8 września na Disney+ pojawi się serial, który opowiada o życiu i karierze jednego z najbardziej znanych pięściarzy naszych czasów. Zwiastun biograficznej produkcji „Mike” można oglądać w sieci już od 20 lipca. Jak się jednak okazuje, wyczekiwana premiera odbywać się będzie w cieniu skandalu. W niedzielę 7 sierpnia Mike Tyson zamieścił na Instagramie krótki wpis, który rozpętał burzę.

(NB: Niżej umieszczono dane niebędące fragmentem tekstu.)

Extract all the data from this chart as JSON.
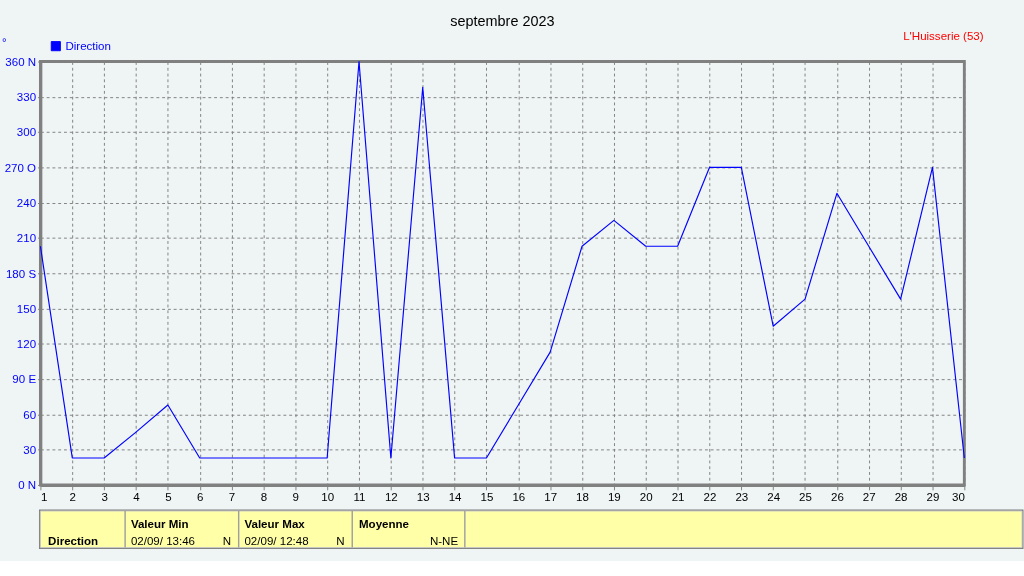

„Nie dajcie się oszukać Hulu. Nie wspieram ich opowieści o moim życiu. To nie rok 1822. To 2022 rok. Ukradli historię mojego życia i nie zapłacili mi. Dla dyrektorów Hulu jestem tylko czar******, którego mogą sprzedać na aukcji” – pisał gorzko sportowiec, zestawiając swój przypadek do handlu niewolnikami. Jego wiadomość w ciągu zaledwie dnia polubiły 334 tysiące internautów, a ponad 10 ty. zostawiło pod wpisem swój komentarz.
Tyson zwrócił też uwagę na lojalne zachowanie szefa UFC, który nie zgodził się, by serial „Mike” promowano na jego galach. Dana White odmówił, a według Tysona, zrobił to ze względu na przyjaźń z pięściarzem. – Nigdy nie zapomnę, co dla mnie zrobił i nigdy nie zapomnę, jak okradło mnie Hulu.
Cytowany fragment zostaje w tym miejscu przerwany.